Wichtige Bemessungskriterien bisher nicht angemessen berücksichtigt
Der Senat bemängelte auch, dass die Vorinstanz durch ihre schematische Sicht der Dinge wesentliche Umstände des konkreten Falles außer Acht gelassen habe. Das mit der Revision angefochtene Urteil nehme die Schwere der durch den Kläger erlittenen Verletzungen, die Beeinträchtigung der Lebensqualität des Klägers durch die häufigen, belastenden Behandlungen und damit letztlich das beim Kläger individuell ausgelöste Leid nicht ausreichend in den Blick. Auch die dauerhaften Einschränkungen der zukünftigen individuellen Lebensführung des Klägers seien nicht angemessen berücksichtigt worden.
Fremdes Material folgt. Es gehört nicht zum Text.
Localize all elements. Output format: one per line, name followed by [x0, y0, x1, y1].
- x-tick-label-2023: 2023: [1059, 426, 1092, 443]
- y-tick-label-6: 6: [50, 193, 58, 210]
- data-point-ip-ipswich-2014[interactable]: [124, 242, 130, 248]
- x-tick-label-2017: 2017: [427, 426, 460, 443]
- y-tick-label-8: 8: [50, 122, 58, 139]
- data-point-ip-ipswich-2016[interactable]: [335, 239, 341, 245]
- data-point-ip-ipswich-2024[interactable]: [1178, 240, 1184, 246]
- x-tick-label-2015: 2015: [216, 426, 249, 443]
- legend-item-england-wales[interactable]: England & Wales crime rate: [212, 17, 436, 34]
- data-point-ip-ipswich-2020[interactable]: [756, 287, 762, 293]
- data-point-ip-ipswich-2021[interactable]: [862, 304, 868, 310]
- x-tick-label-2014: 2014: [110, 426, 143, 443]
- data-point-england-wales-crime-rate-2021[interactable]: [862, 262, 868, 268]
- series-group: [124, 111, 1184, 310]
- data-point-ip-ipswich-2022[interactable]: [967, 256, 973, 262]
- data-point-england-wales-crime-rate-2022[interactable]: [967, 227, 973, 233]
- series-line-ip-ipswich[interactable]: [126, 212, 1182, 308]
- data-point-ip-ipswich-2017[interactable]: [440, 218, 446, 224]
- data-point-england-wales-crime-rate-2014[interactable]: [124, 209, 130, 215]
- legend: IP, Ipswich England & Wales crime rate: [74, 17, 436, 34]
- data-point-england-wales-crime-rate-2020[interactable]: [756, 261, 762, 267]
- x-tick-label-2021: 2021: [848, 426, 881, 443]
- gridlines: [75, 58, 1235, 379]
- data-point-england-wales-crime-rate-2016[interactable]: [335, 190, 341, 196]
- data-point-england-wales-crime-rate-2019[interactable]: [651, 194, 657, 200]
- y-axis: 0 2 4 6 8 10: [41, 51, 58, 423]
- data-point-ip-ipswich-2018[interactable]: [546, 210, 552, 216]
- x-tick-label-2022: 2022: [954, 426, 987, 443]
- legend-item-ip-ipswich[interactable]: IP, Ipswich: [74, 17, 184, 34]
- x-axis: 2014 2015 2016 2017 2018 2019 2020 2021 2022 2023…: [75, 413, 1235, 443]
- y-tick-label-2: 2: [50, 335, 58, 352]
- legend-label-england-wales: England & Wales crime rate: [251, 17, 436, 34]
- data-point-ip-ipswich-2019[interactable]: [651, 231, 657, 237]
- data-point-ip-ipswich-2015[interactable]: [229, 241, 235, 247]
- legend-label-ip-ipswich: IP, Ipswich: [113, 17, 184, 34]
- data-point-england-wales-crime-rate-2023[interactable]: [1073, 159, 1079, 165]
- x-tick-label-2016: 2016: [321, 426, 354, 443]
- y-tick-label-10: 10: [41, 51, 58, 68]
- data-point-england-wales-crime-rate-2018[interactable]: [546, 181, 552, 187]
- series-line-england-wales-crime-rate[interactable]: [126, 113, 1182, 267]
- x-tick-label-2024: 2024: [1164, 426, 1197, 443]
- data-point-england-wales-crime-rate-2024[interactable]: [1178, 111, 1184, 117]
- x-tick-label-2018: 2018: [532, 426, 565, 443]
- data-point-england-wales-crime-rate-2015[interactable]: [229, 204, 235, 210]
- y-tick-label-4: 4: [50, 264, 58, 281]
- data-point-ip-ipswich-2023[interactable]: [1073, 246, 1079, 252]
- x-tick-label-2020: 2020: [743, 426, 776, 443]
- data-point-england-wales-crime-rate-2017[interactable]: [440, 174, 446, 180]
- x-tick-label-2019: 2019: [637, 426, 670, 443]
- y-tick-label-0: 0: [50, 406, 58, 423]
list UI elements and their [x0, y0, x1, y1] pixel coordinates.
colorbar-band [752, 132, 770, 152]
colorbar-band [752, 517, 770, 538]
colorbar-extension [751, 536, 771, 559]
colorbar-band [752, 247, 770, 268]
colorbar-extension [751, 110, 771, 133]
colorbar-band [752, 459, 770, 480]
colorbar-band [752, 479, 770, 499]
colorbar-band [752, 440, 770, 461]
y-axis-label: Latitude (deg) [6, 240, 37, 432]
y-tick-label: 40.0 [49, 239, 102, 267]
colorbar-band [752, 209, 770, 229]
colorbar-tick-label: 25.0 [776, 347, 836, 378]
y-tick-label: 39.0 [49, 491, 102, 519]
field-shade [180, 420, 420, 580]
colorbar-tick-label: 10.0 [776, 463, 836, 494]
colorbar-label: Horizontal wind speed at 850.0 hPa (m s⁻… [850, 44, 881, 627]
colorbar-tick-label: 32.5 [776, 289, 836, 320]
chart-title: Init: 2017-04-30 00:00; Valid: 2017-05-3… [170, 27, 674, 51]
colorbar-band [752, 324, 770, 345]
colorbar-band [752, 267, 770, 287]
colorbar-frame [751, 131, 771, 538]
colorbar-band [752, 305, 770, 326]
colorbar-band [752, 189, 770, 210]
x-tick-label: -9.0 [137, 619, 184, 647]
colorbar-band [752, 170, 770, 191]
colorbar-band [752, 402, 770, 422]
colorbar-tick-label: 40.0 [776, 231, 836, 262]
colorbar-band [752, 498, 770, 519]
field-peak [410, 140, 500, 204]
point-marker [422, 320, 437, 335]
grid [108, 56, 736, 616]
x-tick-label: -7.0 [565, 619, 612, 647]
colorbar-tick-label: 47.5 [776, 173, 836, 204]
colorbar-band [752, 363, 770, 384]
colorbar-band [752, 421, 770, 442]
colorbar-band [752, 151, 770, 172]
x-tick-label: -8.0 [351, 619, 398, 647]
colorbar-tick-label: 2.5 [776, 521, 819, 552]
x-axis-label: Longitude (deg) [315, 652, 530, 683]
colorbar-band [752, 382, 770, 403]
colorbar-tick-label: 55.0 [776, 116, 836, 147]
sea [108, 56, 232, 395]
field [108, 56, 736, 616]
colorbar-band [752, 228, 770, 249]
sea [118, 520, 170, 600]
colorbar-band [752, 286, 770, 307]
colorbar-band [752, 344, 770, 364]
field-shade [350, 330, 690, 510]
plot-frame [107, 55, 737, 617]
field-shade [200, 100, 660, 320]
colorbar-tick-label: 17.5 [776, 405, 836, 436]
Orientierung an statistischen Durchschnittssätzen ist verfehlt
Schließlich rügte der BGH auch die Höhe der Tagessätze, die an die statistische Höhe des durchschnittlichen Einkommens der Bevölkerung anknüpfe. Eine in dieser Form schematische Orientierung an Durchschnittssätzen ignoriere die konkreten individuellen Leidensfaktoren.
Vorinstanz muss erneut entscheiden
Nach Auffassung des Senats sind zur Berechnung einer angemessenen Schmerzensgeldhöhe diverse Faktoren wie die individuelle Lebensbeeinträchtigung des Klägers noch exakter aufzuklären. Aus diesem Grund hat der Senat den Rechtsstreit zur weiteren Aufklärung und Entscheidung an die Vorinstanz zurückverwiesen.